I want to post something. I want to write… be it here or on MySpace… I just… I want to say something and I can't.
I feel like… shit. Physically, mentally… I just feel crummy.
But I don't want to talk about that.
I don't want to talk about how my body feels battered and bruised, and how I can't sleep at night because no matter what I do… there's no getting comfortable. And once I finally fall asleep, I wake up not wanting to move because as soon as I move off the side I'm used to sleeping on all the air in my lungs just expels… leaving me breathless, gasping for air.
I don't want to talk about how tired I am… not just because of my dark bags under my eyes, especially when the left eye looks swollen like someone just punched me. But how mentally tired I am. How I can't remember simple instructions, or remember one small comment that was made not more than ten to fifteen minutes ago. And how I keep having something I want to say, but it just won't materialize into the simple sentence it was in my mind. I find myself tripping, stumbling, stuttering over conversation that normally I have no problems with.
I'm wondering if it really is me.
The people I talk to tell me not to get emotional. To calm down. To stop fighting them. To open up. To give them pieces of me.
And when I do… they prove themselves unworthy. I know sometimes I ask alot from people. I know I have expectations that are far too high. I know part of it is me.
But…
Why is it so wrong to get angry? Why can't I be sad?
Is it because I hold on to so much that people don't expect me to exhibit these emotions..? Because I let things slide… because I say, 'I'm fine' or 'No worries…' when things aren't always as good as I am trying to project them to be.
I bottle things up, and then when I finally show the emotions, specifically the angry ones, I am called out as a vicious bitch…. the sad, melancholy ones, I'm too emotional and a cry baby.
Of course when I finally get angry alot comes with it. I bite back much harder than I guess I should… and when I cry, it's like waterworks… I'm unable to stop it. But you know… each time I cry lately… I stop. I feel the tears coming, my eyes water, my throat closes up… and I stop. I blink until my eyes dry without a single tear spilling. I swallow a few times until that lump falls back into the pit of my stomach. I somehow find the few words I'm supposed to say.
I want to cry damnit. I want to bawl my eyes out. I want to… and for some reason, even now… even so close to being able to… I stop myself.
I miss him. We talk every night on the phone… and then Friday comes… and I won't hear from him again until Monday. And that makes me want to cry.

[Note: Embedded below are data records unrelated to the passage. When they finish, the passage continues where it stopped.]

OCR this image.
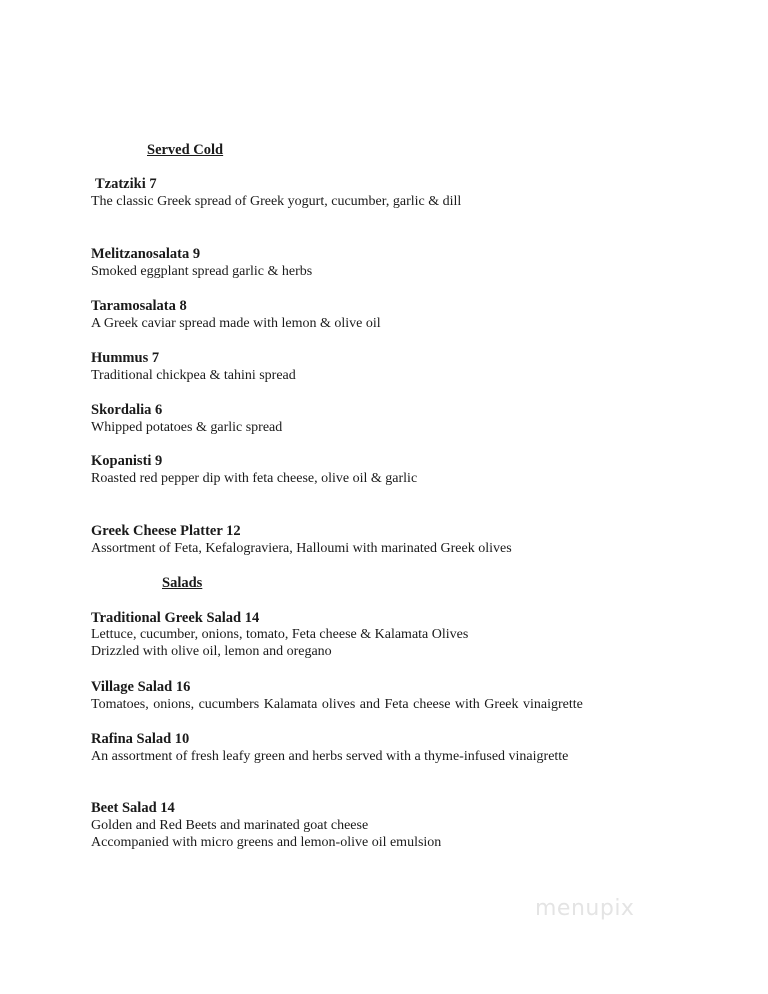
Served Cold
Tzatziki 7
The classic Greek spread of Greek yogurt, cucumber, garlic & dill
Melitzanosalata 9
Smoked eggplant spread garlic & herbs
Taramosalata 8
A Greek caviar spread made with lemon & olive oil
Hummus 7
Traditional chickpea & tahini spread
Skordalia 6
Whipped potatoes & garlic spread
Kopanisti 9
Roasted red pepper dip with feta cheese, olive oil & garlic
Greek Cheese Platter 12
Assortment of Feta, Kefalograviera, Halloumi with marinated Greek olives
Salads
Traditional Greek Salad 14
Lettuce, cucumber, onions, tomato, Feta cheese & Kalamata Olives
Drizzled with olive oil, lemon and oregano
Village Salad 16
Tomatoes, onions, cucumbers Kalamata olives and Feta cheese with Greek vinaigrette
Rafina Salad 10
An assortment of fresh leafy green and herbs served with a thyme-infused vinaigrette
Beet Salad 14
Golden and Red Beets and marinated goat cheese
Accompanied with micro greens and lemon-olive oil emulsion
menupix
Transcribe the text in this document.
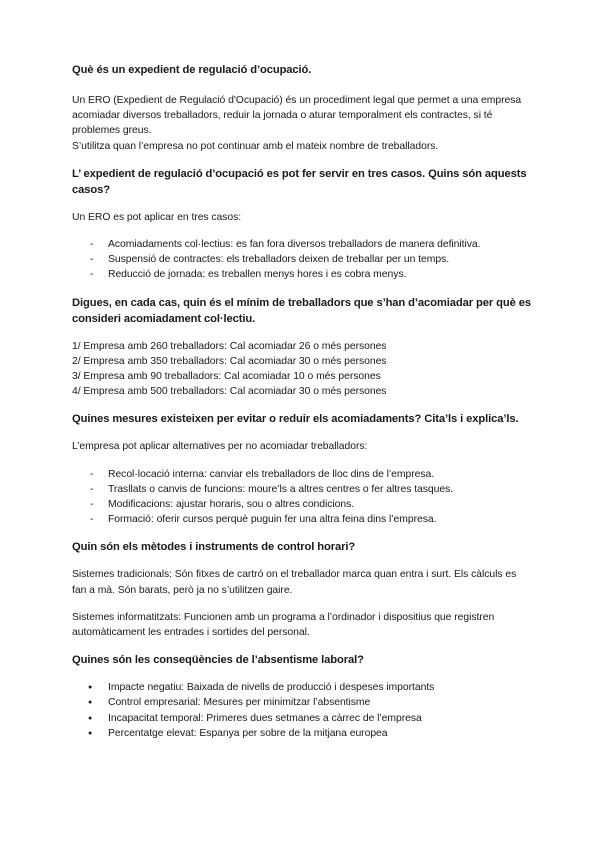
Què és un expedient de regulació d’ocupació.
Un ERO (Expedient de Regulació d'Ocupació) és un procediment legal que permet a una empresa acomiadar diversos treballadors, reduir la jornada o aturar temporalment els contractes, si té problemes greus.
S’utilitza quan l’empresa no pot continuar amb el mateix nombre de treballadors.
L’ expedient de regulació d’ocupació es pot fer servir en tres casos. Quins són aquests casos?
Un ERO es pot aplicar en tres casos:
- Acomiadaments col·lectius: es fan fora diversos treballadors de manera definitiva.
- Suspensió de contractes: els treballadors deixen de treballar per un temps.
- Reducció de jornada: es treballen menys hores i es cobra menys.
Digues, en cada cas, quin és el mínim de treballadors que s’han d’acomiadar per què es consideri acomiadament col·lectiu.
1/ Empresa amb 260 treballadors: Cal acomiadar 26 o més persones
2/ Empresa amb 350 treballadors: Cal acomiadar 30 o més persones
3/ Empresa amb 90 treballadors: Cal acomiadar 10 o més persones
4/ Empresa amb 500 treballadors: Cal acomiadar 30 o més persones
Quines mesures existeixen per evitar o reduir els acomiadaments? Cita’ls i explica’ls.
L’empresa pot aplicar alternatives per no acomiadar treballadors:
- Recol·locació interna: canviar els treballadors de lloc dins de l’empresa.
- Trasllats o canvis de funcions: moure’ls a altres centres o fer altres tasques.
- Modificacions: ajustar horaris, sou o altres condicions.
- Formació: oferir cursos perquè puguin fer una altra feina dins l’empresa.
Quin són els mètodes i instruments de control horari?
Sistemes tradicionals: Són fitxes de cartró on el treballador marca quan entra i surt. Els càlculs es fan a mà. Són barats, però ja no s’utilitzen gaire.
Sistemes informatitzats: Funcionen amb un programa a l’ordinador i dispositius que registren automàticament les entrades i sortides del personal.
Quines són les conseqüències de l’absentisme laboral?
● Impacte negatiu: Baixada de nivells de producció i despeses importants
● Control empresarial: Mesures per minimitzar l’absentisme
● Incapacitat temporal: Primeres dues setmanes a càrrec de l’empresa
● Percentatge elevat: Espanya per sobre de la mitjana europea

Friday nights have always been a night for tears. I can't remember the last Friday that was some semblence of… normal. And now, Fridays are worse than they were just a few months ago. It's not just about worrying about having to go pick up the drinker from the bar…
It's about telling the guy, who convinced me I should feel more for him, goodbye and how I hope he has a good weekend with his kids and (almost ex) wife… How I understand he made the right decision for him and his kids. How I'll be ok even though I don't feel like I will. How us just being friends is fine with me even though when I said that from the beginning it wasn't fine then for him, and isn't fine now for me.
Each day that passes as we talk on the phone… after I convinced myself that as long as he was in my life I would be ok… I feel worse. He is the first person I just… connect with. And the funny thing is… is that I didn't realize just how big the connection felt until he cut me off for a week when he went home. And just when I thought I was ok to not talk to him… he was back. And every day since all I do is wait for those times to talk to him. To have that contact. To hear his voice in my hear. To hear him talk about nothing at all… And each night, I don't want to say goodbye. I don't want to say goodnight. I just want five more minutes. I want to feel like I'm not alone. And I want to not feel that by talking to him… I'm going to hurt his family, him, or myself.
He can't leave them again… and I know he won't.
So what am I still doing?
I'm… so… stupid. ~smile~ And still… I can't cry.